Pour conclure sur ce point de la réinvention de l’universel, on se gardera de penser la question comme une opposition décoloniale à l’universalisme européen. Cela signifie éviter deux idées fausses.
La première consiste, il faut y revenir, à considérer que «décolonial» signifie nécessairement relativisme et particularisme. Sur ce point, la déclaration de Césaire sur la visée d’un humanisme universel est capitale et elle fait écho à la manière dont l’organisateur principal de la rencontre de Rome de 1959 en a présenté le propos. Cet organisateur est Alioune Diop (1910-1980), le fondateur en 1947 de la revue Présence Africaine puis, deux ans plus tard, de la maison d’édition qui porte le même nom. Voici ce qu’il a déclaré à la conférence: «Désoccidentaliser pour universaliser, tel est notre souhait. Pour universaliser, il importe que tous soient présents dans l’œuvre créatrice de l’humanité.»

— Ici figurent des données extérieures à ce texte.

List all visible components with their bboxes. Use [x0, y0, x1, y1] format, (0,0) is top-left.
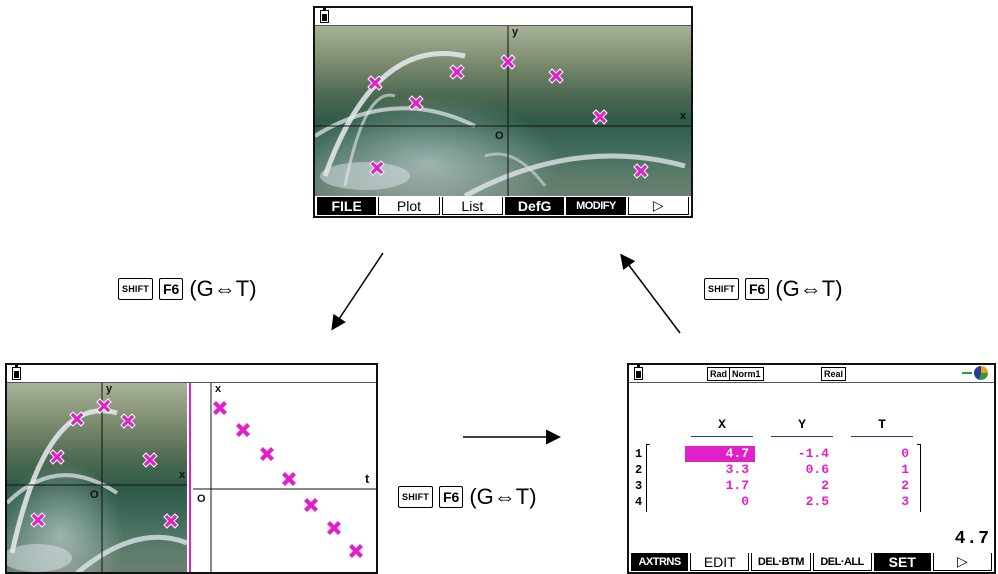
toggle-label: (G⇔T)	[469, 484, 537, 509]
f6-key[interactable]: F6	[439, 486, 464, 508]
shift-key[interactable]: SHIFT	[118, 278, 153, 300]
key-sequence-left: SHIFT F6 (G⇔T)	[118, 276, 257, 302]
f6-key[interactable]: F6	[745, 278, 770, 300]
arrow-top-to-bottom-left	[331, 252, 384, 331]
key-sequence-right: SHIFT F6 (G⇔T)	[704, 276, 843, 302]
key-sequence-middle: SHIFT F6 (G⇔T)	[398, 484, 537, 510]
toggle-label: (G⇔T)	[775, 276, 843, 301]
f6-key[interactable]: F6	[159, 278, 184, 300]
toggle-label: (G⇔T)	[189, 276, 257, 301]
arrow-bottom-right-to-top	[620, 253, 681, 334]
shift-key[interactable]: SHIFT	[398, 486, 433, 508]
shift-key[interactable]: SHIFT	[704, 278, 739, 300]
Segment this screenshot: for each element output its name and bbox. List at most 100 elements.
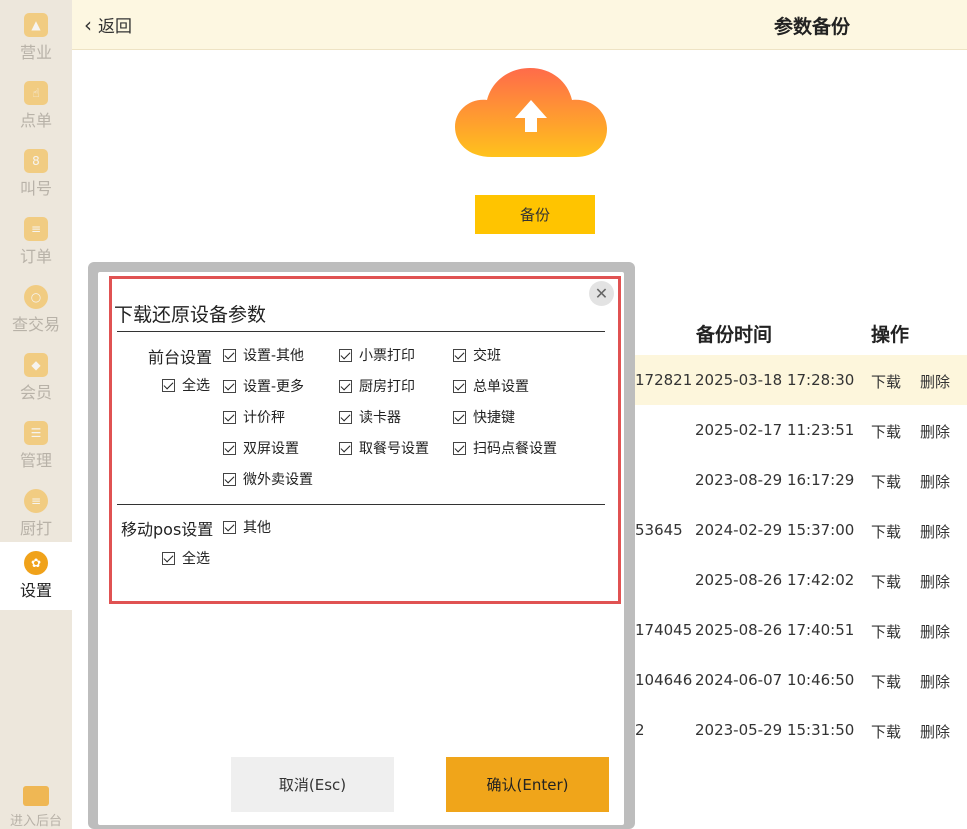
- sidebar-item-label: 会员: [19, 383, 52, 402]
- checkbox-label: 微外卖设置: [243, 472, 313, 488]
- download-button[interactable]: 下载: [871, 471, 901, 492]
- sidebar-item-order-entry[interactable]: ☝ 点单: [0, 72, 72, 140]
- sidebar-item-call-number[interactable]: 8 叫号: [0, 140, 72, 208]
- cancel-button[interactable]: 取消(Esc): [231, 757, 394, 812]
- mobile-select-all-checkbox[interactable]: 全选: [162, 548, 210, 568]
- option-checkbox[interactable]: 取餐号设置: [339, 438, 429, 458]
- table-row[interactable]: 53645 2024-02-29 15:37:00 下载 删除: [635, 505, 967, 555]
- sidebar-item-members[interactable]: ◆ 会员: [0, 344, 72, 412]
- delete-button[interactable]: 删除: [920, 621, 950, 642]
- checkbox-label: 设置-其他: [243, 348, 305, 364]
- sidebar-item-settings[interactable]: ✿ 设置: [0, 542, 72, 610]
- checkbox-checked-icon: [339, 410, 352, 424]
- row-id: 174045: [635, 621, 693, 639]
- table-row[interactable]: 172821 2025-03-18 17:28:30 下载 删除: [635, 355, 967, 405]
- option-checkbox[interactable]: 双屏设置: [223, 438, 299, 458]
- header: ‹ 返回 参数备份: [72, 0, 967, 50]
- option-checkbox[interactable]: 快捷键: [453, 407, 515, 427]
- option-checkbox[interactable]: 设置-更多: [223, 376, 304, 396]
- sidebar-item-manage[interactable]: ☰ 管理: [0, 412, 72, 480]
- front-section-label: 前台设置: [148, 348, 213, 367]
- divider: [117, 504, 605, 505]
- back-label: 返回: [98, 17, 132, 37]
- checkbox-label: 计价秤: [243, 410, 285, 426]
- backup-button[interactable]: 备份: [475, 195, 595, 234]
- checkbox-checked-icon: [223, 379, 236, 393]
- sidebar-item-label: 营业: [19, 43, 52, 62]
- checkbox-label: 交班: [473, 348, 501, 364]
- option-checkbox[interactable]: 小票打印: [339, 345, 415, 365]
- delete-button[interactable]: 删除: [920, 471, 950, 492]
- checkbox-checked-icon: [339, 379, 352, 393]
- cloud-upload-icon: [455, 68, 607, 157]
- download-button[interactable]: 下载: [871, 621, 901, 642]
- back-button[interactable]: ‹ 返回: [84, 12, 132, 38]
- download-button[interactable]: 下载: [871, 421, 901, 442]
- row-id: 104646: [635, 671, 693, 689]
- delete-button[interactable]: 删除: [920, 421, 950, 442]
- sidebar-item-orders[interactable]: ≡ 订单: [0, 208, 72, 276]
- page-title: 参数备份: [774, 16, 851, 38]
- enter-backend-button[interactable]: 进入后台: [0, 780, 72, 829]
- sidebar-item-business[interactable]: ▲ 营业: [0, 4, 72, 72]
- checkbox-label: 其他: [243, 520, 271, 536]
- sidebar-item-transactions[interactable]: ○ 查交易: [0, 276, 72, 344]
- diamond-icon: ◆: [24, 353, 48, 377]
- sidebar-item-label: 管理: [19, 451, 52, 470]
- chart-icon: ▲: [24, 13, 48, 37]
- row-id: 172821: [635, 371, 693, 389]
- option-checkbox[interactable]: 读卡器: [339, 407, 401, 427]
- checkbox-checked-icon: [162, 551, 175, 565]
- gear-icon: ✿: [24, 551, 48, 575]
- delete-button[interactable]: 删除: [920, 371, 950, 392]
- download-button[interactable]: 下载: [871, 721, 901, 742]
- checkbox-label: 设置-更多: [243, 379, 305, 395]
- checkbox-label: 快捷键: [473, 410, 515, 426]
- row-id: 2: [635, 721, 645, 739]
- checkbox-label: 全选: [182, 551, 210, 567]
- download-button[interactable]: 下载: [871, 521, 901, 542]
- download-button[interactable]: 下载: [871, 671, 901, 692]
- sidebar-item-label: 点单: [19, 111, 52, 130]
- row-time: 2024-06-07 10:46:50: [695, 671, 855, 689]
- table-row[interactable]: 2 2023-05-29 15:31:50 下载 删除: [635, 705, 967, 755]
- checkbox-checked-icon: [453, 441, 466, 455]
- download-button[interactable]: 下载: [871, 371, 901, 392]
- table-row[interactable]: 174045 2025-08-26 17:40:51 下载 删除: [635, 605, 967, 655]
- delete-button[interactable]: 删除: [920, 521, 950, 542]
- checkbox-label: 取餐号设置: [359, 441, 429, 457]
- checkbox-checked-icon: [453, 348, 466, 362]
- checkbox-checked-icon: [223, 348, 236, 362]
- option-checkbox[interactable]: 厨房打印: [339, 376, 415, 396]
- checkbox-checked-icon: [339, 348, 352, 362]
- option-checkbox[interactable]: 计价秤: [223, 407, 285, 427]
- table-row[interactable]: 2023-08-29 16:17:29 下载 删除: [635, 455, 967, 505]
- sidebar-item-label: 设置: [19, 581, 52, 600]
- option-checkbox[interactable]: 扫码点餐设置: [453, 438, 557, 458]
- option-checkbox[interactable]: 微外卖设置: [223, 469, 313, 489]
- delete-button[interactable]: 删除: [920, 571, 950, 592]
- table-row[interactable]: 104646 2024-06-07 10:46:50 下载 删除: [635, 655, 967, 705]
- checkbox-checked-icon: [339, 441, 352, 455]
- row-id: 53645: [635, 521, 683, 539]
- delete-button[interactable]: 删除: [920, 671, 950, 692]
- delete-button[interactable]: 删除: [920, 721, 950, 742]
- checkbox-label: 双屏设置: [243, 441, 299, 457]
- download-button[interactable]: 下载: [871, 571, 901, 592]
- option-checkbox[interactable]: 其他: [223, 517, 271, 537]
- checkbox-checked-icon: [162, 378, 175, 392]
- divider: [117, 331, 605, 332]
- option-checkbox[interactable]: 交班: [453, 345, 501, 365]
- kitchen-print-icon: ≡: [24, 489, 48, 513]
- option-checkbox[interactable]: 总单设置: [453, 376, 529, 396]
- checkbox-checked-icon: [223, 472, 236, 486]
- checkbox-label: 扫码点餐设置: [473, 441, 557, 457]
- checkbox-checked-icon: [223, 410, 236, 424]
- table-row[interactable]: 2025-02-17 11:23:51 下载 删除: [635, 405, 967, 455]
- front-select-all-checkbox[interactable]: 全选: [162, 375, 210, 395]
- sidebar-item-kitchen-print[interactable]: ≡ 厨打: [0, 480, 72, 548]
- option-checkbox[interactable]: 设置-其他: [223, 345, 304, 365]
- table-row[interactable]: 2025-08-26 17:42:02 下载 删除: [635, 555, 967, 605]
- confirm-button[interactable]: 确认(Enter): [446, 757, 609, 812]
- close-button[interactable]: ✕: [589, 281, 614, 306]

La seconde idée fausse est que l’expression «universalisme européen» a une dénotation claire et précise. Se donner, sans autre forme de procès, la notion d’une Europe qui serait uniment porteuse d’un même universalisme relève d’un essentialisme qui masque le fait, par exemple, que le récit français de soi comme porteur de l’universel n’est pas d’abord, n’est pas nécessairement celui de l’Europe en général.